Using DT 3.0.4 and macOS 10.13.6 or 10.15.3

One workaround might be to print the page to DEVONthink.

For stubborn and very bad designed web pages (as the one you’ve pasted here), I use to, first clip as formatted note with clutter free enabled. Once captured in DT, I go to the page itself, select the things I want, copy, and paste into DT captured Formatted Note, normally overwriting all.

Then I format it as I like it and then, if I want a “static” one, convert into PDF.

BTW,

Regulations.gov - Proposed Rule Document.pdf (133.5 KB)

Ai, that looks MUCH better than the original. Nice!
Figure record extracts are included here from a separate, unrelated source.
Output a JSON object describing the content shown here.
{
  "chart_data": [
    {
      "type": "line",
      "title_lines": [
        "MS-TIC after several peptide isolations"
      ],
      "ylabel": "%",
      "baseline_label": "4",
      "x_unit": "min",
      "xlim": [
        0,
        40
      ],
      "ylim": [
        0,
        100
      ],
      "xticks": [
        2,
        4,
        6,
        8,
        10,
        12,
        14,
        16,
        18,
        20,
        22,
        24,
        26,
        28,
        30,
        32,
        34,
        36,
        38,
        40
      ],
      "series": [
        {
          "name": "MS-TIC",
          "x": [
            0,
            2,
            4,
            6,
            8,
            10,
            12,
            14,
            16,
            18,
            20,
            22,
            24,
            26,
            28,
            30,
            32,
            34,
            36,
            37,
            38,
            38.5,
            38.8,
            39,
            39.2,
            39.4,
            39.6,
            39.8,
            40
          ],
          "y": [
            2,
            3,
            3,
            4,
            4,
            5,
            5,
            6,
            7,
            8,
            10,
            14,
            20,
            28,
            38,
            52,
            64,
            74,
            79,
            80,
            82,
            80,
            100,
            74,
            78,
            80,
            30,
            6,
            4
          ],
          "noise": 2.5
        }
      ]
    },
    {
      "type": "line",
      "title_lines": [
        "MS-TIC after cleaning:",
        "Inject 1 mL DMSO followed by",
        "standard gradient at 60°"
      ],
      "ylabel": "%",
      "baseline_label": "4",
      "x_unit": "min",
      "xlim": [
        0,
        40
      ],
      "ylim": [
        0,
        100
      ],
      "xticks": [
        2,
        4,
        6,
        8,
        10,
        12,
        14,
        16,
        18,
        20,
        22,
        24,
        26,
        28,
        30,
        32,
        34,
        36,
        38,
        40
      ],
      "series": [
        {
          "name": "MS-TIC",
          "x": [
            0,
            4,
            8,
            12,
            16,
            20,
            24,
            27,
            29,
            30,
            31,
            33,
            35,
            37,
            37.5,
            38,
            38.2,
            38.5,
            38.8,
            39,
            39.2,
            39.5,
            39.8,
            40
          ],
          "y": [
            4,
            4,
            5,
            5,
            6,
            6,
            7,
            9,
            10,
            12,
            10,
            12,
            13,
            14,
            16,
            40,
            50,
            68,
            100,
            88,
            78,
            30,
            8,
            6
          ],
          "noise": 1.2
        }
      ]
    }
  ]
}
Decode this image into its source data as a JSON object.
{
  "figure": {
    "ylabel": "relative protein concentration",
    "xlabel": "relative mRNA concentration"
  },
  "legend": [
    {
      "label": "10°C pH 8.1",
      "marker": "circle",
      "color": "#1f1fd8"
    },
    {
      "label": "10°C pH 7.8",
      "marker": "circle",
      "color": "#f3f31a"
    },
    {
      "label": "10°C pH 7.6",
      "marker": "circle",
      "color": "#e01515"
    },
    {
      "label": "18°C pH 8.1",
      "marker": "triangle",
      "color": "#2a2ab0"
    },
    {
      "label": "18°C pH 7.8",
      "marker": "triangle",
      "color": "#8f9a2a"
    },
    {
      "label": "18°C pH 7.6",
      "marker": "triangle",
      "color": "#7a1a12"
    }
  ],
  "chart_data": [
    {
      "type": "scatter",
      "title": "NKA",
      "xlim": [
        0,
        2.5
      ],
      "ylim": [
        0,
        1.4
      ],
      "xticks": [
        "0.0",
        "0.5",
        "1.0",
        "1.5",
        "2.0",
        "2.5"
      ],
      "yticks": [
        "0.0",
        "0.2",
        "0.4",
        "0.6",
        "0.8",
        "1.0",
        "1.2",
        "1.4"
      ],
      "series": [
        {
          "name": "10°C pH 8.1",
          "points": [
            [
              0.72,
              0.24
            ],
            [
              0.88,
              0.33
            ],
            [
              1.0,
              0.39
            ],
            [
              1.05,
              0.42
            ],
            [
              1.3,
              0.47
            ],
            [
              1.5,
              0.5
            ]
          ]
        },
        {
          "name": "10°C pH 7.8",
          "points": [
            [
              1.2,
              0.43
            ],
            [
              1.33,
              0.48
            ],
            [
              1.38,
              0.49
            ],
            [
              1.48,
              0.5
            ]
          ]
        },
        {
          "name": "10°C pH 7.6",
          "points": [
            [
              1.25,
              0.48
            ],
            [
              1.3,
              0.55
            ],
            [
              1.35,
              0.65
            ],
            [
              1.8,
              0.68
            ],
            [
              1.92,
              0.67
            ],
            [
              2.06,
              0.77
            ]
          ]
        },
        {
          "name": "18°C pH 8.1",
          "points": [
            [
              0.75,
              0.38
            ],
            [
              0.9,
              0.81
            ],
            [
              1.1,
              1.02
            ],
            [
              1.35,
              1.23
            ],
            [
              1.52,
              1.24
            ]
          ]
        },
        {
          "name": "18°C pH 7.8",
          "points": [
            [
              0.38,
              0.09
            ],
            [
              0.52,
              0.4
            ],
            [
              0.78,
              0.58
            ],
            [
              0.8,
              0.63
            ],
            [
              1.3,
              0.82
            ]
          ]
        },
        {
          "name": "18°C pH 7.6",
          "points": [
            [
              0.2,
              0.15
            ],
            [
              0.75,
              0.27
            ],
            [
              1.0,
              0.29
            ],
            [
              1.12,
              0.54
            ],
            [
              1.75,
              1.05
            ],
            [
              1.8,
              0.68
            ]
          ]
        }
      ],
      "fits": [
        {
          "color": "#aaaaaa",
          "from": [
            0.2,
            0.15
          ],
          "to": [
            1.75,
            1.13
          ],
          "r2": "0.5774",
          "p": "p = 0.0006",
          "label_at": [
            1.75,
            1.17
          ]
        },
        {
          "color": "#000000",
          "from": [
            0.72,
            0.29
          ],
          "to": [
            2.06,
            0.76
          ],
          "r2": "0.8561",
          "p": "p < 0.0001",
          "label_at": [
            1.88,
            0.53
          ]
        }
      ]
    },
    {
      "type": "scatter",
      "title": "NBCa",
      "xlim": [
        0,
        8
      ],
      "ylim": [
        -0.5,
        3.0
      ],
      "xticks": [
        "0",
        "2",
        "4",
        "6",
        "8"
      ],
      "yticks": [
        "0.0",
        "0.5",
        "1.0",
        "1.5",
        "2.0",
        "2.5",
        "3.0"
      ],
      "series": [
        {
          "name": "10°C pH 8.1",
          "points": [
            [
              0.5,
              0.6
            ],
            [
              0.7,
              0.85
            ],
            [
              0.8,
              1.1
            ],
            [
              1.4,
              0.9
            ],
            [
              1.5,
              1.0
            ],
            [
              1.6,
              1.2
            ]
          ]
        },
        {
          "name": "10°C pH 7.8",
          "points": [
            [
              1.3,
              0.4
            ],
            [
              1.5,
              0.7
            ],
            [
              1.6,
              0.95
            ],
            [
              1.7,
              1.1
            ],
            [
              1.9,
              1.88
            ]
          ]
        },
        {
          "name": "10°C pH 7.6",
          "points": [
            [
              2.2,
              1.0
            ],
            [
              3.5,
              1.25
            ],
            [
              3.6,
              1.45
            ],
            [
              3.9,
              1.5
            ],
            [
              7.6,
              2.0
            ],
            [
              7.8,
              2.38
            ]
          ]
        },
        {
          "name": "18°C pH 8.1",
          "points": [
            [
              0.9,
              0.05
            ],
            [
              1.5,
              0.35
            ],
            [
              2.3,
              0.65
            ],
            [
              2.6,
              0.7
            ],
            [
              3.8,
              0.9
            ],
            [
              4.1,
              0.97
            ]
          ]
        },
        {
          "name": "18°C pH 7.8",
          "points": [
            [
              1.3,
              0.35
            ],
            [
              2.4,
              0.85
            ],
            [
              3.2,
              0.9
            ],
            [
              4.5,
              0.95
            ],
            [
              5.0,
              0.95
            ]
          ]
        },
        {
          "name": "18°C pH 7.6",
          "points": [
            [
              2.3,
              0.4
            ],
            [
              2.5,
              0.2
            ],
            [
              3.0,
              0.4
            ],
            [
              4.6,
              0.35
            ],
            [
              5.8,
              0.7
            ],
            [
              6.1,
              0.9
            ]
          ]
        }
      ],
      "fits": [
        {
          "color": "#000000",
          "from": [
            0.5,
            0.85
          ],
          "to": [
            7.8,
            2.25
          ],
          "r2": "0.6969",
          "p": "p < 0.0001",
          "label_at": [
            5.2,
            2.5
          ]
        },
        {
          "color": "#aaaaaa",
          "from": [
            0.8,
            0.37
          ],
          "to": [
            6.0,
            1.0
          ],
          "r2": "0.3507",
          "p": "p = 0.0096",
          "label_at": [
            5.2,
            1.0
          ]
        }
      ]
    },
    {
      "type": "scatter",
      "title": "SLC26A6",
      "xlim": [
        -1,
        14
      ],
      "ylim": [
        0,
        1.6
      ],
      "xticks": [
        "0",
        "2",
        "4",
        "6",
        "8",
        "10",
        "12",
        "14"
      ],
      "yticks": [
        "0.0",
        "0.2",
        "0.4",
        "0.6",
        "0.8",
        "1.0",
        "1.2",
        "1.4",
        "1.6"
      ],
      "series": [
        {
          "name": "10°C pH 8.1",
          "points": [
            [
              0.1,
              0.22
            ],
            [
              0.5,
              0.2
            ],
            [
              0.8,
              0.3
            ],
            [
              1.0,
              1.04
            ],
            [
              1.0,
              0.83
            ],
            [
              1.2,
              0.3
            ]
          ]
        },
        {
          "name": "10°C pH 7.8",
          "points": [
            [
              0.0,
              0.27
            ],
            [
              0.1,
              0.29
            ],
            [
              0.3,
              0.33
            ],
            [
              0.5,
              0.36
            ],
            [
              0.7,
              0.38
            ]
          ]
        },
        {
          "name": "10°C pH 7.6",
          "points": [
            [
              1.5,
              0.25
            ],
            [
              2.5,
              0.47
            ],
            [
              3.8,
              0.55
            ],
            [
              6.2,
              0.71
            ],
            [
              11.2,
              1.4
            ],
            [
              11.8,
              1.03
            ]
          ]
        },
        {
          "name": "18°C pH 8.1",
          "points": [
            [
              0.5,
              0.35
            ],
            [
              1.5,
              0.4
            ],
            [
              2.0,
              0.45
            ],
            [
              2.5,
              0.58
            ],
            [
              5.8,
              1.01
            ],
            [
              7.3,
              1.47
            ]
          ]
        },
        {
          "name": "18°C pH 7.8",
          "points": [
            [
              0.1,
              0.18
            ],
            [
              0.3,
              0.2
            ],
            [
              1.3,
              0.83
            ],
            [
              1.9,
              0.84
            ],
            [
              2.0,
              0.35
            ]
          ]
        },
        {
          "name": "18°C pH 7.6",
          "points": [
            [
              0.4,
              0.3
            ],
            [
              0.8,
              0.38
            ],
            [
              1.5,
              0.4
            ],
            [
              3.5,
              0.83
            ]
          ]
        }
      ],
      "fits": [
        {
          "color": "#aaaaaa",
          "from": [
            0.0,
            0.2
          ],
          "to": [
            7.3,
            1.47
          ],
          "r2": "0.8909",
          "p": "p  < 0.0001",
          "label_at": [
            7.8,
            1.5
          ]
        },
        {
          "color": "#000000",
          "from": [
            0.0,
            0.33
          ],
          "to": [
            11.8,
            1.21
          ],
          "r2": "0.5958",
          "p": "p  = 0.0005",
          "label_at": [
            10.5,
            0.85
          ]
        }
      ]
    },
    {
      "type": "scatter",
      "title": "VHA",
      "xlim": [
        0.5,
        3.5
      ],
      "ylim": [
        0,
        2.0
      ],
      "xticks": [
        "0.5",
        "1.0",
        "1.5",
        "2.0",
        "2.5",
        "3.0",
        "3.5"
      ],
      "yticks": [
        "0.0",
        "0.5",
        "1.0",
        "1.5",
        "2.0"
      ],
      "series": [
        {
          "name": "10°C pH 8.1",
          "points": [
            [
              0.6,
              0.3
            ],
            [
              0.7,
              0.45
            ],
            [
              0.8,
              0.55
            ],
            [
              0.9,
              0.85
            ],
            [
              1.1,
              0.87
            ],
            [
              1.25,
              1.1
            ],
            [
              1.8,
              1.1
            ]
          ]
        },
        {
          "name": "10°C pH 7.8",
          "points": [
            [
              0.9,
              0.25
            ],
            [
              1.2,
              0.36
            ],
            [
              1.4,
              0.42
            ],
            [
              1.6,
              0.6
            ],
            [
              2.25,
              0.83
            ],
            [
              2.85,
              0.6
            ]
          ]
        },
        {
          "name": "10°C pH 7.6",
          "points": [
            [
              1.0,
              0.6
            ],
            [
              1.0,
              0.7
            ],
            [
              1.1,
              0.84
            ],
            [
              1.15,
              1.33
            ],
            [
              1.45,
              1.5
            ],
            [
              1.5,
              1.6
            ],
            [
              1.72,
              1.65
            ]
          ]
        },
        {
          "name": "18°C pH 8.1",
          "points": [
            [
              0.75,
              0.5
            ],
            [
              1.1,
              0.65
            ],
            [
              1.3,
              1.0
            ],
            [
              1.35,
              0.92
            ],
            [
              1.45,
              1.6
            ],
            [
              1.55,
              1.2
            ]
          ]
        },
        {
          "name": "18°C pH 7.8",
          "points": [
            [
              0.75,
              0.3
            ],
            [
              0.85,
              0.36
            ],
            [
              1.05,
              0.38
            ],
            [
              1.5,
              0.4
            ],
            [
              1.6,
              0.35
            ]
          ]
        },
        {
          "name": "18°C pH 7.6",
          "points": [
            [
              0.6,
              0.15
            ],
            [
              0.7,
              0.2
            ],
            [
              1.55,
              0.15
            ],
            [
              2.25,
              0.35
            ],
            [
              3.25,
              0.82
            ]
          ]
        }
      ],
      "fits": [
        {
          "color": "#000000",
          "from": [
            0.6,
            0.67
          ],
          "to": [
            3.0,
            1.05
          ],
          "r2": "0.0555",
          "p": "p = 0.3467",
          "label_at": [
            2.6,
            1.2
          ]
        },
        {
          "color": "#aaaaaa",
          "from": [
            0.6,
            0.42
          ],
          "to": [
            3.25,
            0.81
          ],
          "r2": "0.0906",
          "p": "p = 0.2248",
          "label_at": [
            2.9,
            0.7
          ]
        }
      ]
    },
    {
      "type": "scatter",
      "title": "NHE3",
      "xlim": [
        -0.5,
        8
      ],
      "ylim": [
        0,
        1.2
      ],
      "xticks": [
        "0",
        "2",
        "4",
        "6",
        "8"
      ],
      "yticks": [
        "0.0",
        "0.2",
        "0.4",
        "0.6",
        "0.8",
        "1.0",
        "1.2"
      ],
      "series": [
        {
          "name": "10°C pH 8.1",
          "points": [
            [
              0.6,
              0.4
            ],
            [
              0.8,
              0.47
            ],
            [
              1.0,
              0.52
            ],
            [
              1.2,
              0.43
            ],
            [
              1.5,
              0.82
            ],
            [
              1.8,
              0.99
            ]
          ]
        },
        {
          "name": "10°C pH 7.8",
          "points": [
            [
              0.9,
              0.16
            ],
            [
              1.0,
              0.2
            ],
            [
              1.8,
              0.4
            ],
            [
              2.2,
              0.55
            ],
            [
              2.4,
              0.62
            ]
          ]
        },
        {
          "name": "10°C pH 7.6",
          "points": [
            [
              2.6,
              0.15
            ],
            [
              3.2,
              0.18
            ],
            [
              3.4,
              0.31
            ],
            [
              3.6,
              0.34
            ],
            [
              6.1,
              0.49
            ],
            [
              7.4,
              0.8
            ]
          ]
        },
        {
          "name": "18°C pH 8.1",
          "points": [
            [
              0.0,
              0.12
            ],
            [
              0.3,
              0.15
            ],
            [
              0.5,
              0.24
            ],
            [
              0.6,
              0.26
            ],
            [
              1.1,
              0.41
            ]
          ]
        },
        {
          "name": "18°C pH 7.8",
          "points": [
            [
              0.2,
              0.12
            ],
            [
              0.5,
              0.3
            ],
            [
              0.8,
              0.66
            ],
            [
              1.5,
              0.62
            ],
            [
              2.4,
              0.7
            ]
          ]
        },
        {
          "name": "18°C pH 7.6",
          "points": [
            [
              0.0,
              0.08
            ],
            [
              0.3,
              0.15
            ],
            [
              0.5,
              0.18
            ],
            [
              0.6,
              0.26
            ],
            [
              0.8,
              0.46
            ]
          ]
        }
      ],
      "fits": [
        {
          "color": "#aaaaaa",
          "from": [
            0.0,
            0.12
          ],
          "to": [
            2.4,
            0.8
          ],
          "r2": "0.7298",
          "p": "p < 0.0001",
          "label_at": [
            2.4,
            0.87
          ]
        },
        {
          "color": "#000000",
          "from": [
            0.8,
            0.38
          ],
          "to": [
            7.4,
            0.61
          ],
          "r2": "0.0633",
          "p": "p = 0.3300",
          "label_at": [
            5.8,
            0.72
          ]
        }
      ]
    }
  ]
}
Well, it does have .gov at the end so “stubborn”, “bad” and a few more of such words is built-in and assumed :slight_smile:

I hesitate to go through as many steps as you outline but must admit that the result you provided below is very good. Thanks!

EDIT:
Going through your steps the result is invariably the same: I get a page with “Your web browser must have JavaScript enabled in order for regulations.gov to display correctly.”
Safari as well as DT3 have javascript enabled.

Oh never knew that existed (!) Goes to show the depth of DT3’s functionality (or my lack of explorative capabilities). Anyhow, that method works and gets me by.

Still makes me wonder; what is the essential nature of failure here? Is it the website’s interaction with its own context/data loading mechanism that cannot be overcome by DT3 or is it a DT3 issue? Or both? Even if the website is built-up a bit crappily, there are quite a few of these and it would be nice to see how DT3 could overcome this…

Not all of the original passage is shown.